Genetic Algorithm
Genetic algorithms are a class of evolutionary search methods introduced by John Holland in the 1970s as a formal model of adaptation in natural and artificial systems. They represent candidate solutions as populations of chromosomes — typically encoded as binary strings — and evolve these populations through iterative application of selection, crossover, and mutation operators. The central claim of the genetic algorithm paradigm is that complex adaptive behavior can emerge from simple genetic operators acting on populations over many generations.
The canonical genetic algorithm operates on a population of fixed-length binary strings. Each string represents a point in the search space; its fitness is determined by a problem-specific evaluation function. Selection favors strings with higher fitness; crossover combines genetic material from two parent strings to produce offspring; mutation introduces random bit-flips to maintain population diversity.
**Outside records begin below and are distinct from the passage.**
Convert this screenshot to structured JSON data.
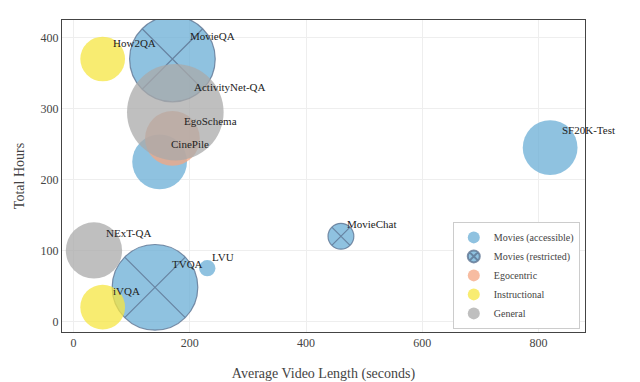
{
  "chart_data": {
    "type": "bubble",
    "xlabel": "Average Video Length (seconds)",
    "ylabel": "Total Hours",
    "xlim": [
      -20,
      880
    ],
    "ylim": [
      -15,
      425
    ],
    "xticks": [
      0,
      200,
      400,
      600,
      800
    ],
    "yticks": [
      0,
      100,
      200,
      300,
      400
    ],
    "grid": true,
    "legend": "lower right",
    "series": [
      {
        "name": "Movies (accessible)",
        "color": "#6aaed6",
        "marker": "solid",
        "labels": [
          "CinePile",
          "LVU",
          "SF20K-Test"
        ],
        "x": [
          148,
          230,
          820
        ],
        "y": [
          225,
          75,
          245
        ],
        "size": [
          900,
          80,
          900
        ]
      },
      {
        "name": "Movies (restricted)",
        "color": "#6aaed6",
        "marker": "hatched",
        "labels": [
          "MovieQA",
          "MovieChat",
          "TVQA"
        ],
        "x": [
          170,
          460,
          140
        ],
        "y": [
          370,
          120,
          48
        ],
        "size": [
          2200,
          200,
          2200
        ]
      },
      {
        "name": "Egocentric",
        "color": "#f4a582",
        "marker": "solid",
        "labels": [
          "EgoSchema"
        ],
        "x": [
          170
        ],
        "y": [
          258
        ],
        "size": [
          900
        ]
      },
      {
        "name": "Instructional",
        "color": "#f5e642",
        "marker": "solid",
        "labels": [
          "How2QA",
          "iVQA"
        ],
        "x": [
          50,
          50
        ],
        "y": [
          370,
          20
        ],
        "size": [
          600,
          600
        ]
      },
      {
        "name": "General",
        "color": "#aaaaaa",
        "marker": "solid",
        "labels": [
          "ActivityNet-QA",
          "NExT-QA"
        ],
        "x": [
          175,
          35
        ],
        "y": [
          295,
          100
        ],
        "size": [
          2800,
          950
        ]
      }
    ]
  }
}
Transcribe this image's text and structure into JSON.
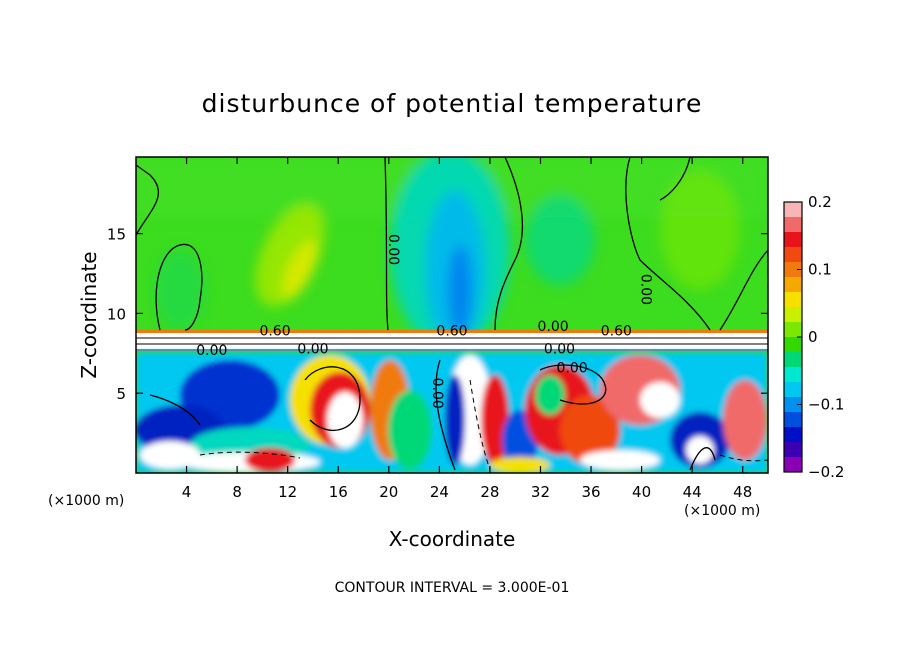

The theoretical justification draws on Holland's schema theorem: short, low-order bit patterns (schemas) that confer above-average fitness tend to increase in frequency exponentially.
The schema theorem has been criticized as mathematically limited — it applies only to populations of infinite size under random mating, and it says nothing about the dynamics of finite populations or the interaction between competing schemas. More recent theoretical work has framed genetic algorithms as instances of Markov chains on the space of populations, with convergence properties that depend on selection pressure, mutation rate, and population size in mathematically precise ways.
Genetic algorithms have been applied to optimization, machine learning, scheduling, design, and control problems. Their strength is in domains where the search space is large, discontinuous, or poorly understood — where gradient-based methods fail and exhaustive search is infeasible. Their weakness is well-documented: premature convergence to local optima, sensitivity to representation choice, and the difficulty of designing appropriate genetic operators for non-binary domains. The field has largely been superseded by evolutionary computation methods that relax the binary-string commitment and adopt representation-specific operators.